Sekda Padang Panjang: Tiap Tahun Kami Selalu Anggarkan Dana Untuk Islamic Center

Padang Panjang
Kemegahan Islamic Center Padang Panjang di dengan View Keindahan Gunung Marapi.

Beritanda1 –Pemerintah Kota (Pemko)  Padang panjang membantah tegas telah mengabaikan Islamic Center yang merupakan salah satu Mesjid terbesar di Kota Serambi Mekah tersebut.  Penegasan itu disampaikan sekaligus membantah isu yang berkembang di tengah masyarakat  setempat.

 

“Sebelumnya kami berterima kasih atas perhatian masyarakat yang selalu mengawasi kinerja pemerintah. Namun perlu kami tegaskan,  hingga saat ini Pemerintah Kota tak sedikit pun mengabaikan Islamic Center yang menjadi Icon Kota Padang Panjang, ” kata Sekretaris Daerah (Sekda) Kota Padang Panjang Sonny Budaya Putra, Jum’at (25 September 2020)

Dikatakannya, dua tahun terakhir Pemerintah Kota Padang Panjang selalu mengokasikan anggaran untuk Islamic Center,  baik untuk pembangunan, perawatan hingga operasional di Islamic Center. Bukti keseriusan Pemerintah dalam mengurus Islamic Center dapat dilihat dari progres pembangunan yang telah terlaksana setiap tahun.

“Pada tahun 2019 telah direalisasikan anggaran sebesar Rp. 1.9 Milyar untuk pengerjaan penyempurnaan bangunan Islamic Center berupa pintu masuk, penyambungan tangga depan dan pelataran plaza, tangga bawah menara serta finishing bagian depan bangunan dan taman selasar, pembuatan ground tank dan roof tank untuk menjamin ketersediaan air bersih serta penyelesaian jalan menuju Islamic Centre  senilai 7 milyar rupiah,” sebut Sonny.

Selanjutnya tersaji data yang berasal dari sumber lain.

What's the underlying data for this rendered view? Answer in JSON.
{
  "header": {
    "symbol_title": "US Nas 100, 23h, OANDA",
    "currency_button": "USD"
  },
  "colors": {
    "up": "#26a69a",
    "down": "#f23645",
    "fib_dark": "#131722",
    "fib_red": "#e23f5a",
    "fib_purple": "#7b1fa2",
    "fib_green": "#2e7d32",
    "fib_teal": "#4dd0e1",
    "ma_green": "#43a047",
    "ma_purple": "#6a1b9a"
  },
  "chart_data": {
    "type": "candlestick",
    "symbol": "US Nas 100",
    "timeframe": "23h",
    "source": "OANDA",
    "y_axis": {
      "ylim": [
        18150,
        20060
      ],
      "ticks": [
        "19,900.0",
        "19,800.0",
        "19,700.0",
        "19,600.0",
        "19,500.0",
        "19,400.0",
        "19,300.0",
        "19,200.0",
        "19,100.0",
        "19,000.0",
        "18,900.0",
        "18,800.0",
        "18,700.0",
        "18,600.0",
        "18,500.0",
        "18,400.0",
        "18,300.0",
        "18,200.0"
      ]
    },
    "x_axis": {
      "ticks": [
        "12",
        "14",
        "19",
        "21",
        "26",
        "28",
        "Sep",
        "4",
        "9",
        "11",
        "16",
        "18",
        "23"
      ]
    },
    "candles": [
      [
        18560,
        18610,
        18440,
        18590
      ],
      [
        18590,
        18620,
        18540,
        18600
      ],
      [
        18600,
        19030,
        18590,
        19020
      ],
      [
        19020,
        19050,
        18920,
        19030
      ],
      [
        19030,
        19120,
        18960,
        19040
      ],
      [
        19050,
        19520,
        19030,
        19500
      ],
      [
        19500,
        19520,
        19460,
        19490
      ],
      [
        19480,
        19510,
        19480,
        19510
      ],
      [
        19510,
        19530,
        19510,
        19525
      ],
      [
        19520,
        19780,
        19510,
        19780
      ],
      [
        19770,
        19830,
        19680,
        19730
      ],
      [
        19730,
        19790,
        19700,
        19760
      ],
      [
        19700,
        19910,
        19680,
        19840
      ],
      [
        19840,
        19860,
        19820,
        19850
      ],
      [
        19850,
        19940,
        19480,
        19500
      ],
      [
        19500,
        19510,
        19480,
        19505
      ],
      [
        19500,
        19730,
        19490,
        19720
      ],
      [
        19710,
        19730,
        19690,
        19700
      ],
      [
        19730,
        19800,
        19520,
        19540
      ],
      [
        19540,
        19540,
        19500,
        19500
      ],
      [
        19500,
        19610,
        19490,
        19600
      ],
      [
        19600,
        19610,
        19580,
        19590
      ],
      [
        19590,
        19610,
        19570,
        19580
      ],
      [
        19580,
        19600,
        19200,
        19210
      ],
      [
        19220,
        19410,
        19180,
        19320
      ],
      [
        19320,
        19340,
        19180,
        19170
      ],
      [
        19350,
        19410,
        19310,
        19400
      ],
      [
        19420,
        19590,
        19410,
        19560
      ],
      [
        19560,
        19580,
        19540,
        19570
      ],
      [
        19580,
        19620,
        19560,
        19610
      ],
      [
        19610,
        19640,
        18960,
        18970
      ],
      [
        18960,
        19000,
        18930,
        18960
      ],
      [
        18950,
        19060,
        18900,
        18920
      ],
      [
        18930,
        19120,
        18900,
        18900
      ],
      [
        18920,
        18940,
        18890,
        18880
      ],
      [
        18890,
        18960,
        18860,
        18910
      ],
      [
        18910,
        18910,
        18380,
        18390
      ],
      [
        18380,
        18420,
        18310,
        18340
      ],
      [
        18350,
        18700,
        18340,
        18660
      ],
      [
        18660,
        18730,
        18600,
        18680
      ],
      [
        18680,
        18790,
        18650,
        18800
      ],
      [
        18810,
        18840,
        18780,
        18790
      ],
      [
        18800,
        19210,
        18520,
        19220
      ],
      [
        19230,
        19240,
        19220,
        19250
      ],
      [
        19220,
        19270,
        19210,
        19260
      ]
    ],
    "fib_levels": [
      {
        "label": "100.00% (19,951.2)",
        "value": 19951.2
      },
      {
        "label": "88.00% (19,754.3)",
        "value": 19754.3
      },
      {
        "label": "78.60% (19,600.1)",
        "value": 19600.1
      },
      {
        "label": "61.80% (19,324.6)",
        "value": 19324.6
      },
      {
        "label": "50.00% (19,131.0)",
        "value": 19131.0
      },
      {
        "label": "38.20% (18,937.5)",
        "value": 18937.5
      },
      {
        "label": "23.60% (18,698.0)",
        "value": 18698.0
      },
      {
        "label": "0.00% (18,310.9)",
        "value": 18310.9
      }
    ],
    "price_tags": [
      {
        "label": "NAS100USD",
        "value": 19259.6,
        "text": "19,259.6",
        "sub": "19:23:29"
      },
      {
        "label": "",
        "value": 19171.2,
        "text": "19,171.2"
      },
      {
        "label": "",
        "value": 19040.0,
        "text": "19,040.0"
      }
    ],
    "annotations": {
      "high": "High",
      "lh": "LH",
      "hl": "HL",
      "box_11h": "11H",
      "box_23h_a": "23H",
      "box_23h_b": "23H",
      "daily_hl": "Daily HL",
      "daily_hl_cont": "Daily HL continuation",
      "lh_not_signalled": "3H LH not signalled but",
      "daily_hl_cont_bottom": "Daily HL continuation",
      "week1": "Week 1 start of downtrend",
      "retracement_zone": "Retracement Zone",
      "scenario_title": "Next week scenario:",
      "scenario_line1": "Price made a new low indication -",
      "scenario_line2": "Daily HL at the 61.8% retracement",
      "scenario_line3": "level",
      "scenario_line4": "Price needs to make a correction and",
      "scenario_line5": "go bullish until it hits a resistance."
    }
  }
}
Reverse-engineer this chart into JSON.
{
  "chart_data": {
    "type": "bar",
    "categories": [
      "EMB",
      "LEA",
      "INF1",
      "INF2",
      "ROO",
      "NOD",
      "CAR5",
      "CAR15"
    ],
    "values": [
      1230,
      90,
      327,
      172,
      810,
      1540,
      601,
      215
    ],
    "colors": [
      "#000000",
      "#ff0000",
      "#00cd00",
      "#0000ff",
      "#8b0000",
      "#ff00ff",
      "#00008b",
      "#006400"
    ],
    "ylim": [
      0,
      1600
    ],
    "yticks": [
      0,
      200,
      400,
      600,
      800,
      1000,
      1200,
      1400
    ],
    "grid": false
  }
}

Sedangkan untuk biaya operasional, pengelolaan kegiatan Islamic Center setiap tahun selalu dianggarkan dalam APBD. Khusus pada APBD Tahun 2020 ini telah dialokasikan anggaran sebesar Rp. 725. juta untuk operasional Islamic Centre di Bagian Kesra yang mana didalamnya mencakup biaya operasional harian, kebersihan dan operasional badan pengelola Islamic Center.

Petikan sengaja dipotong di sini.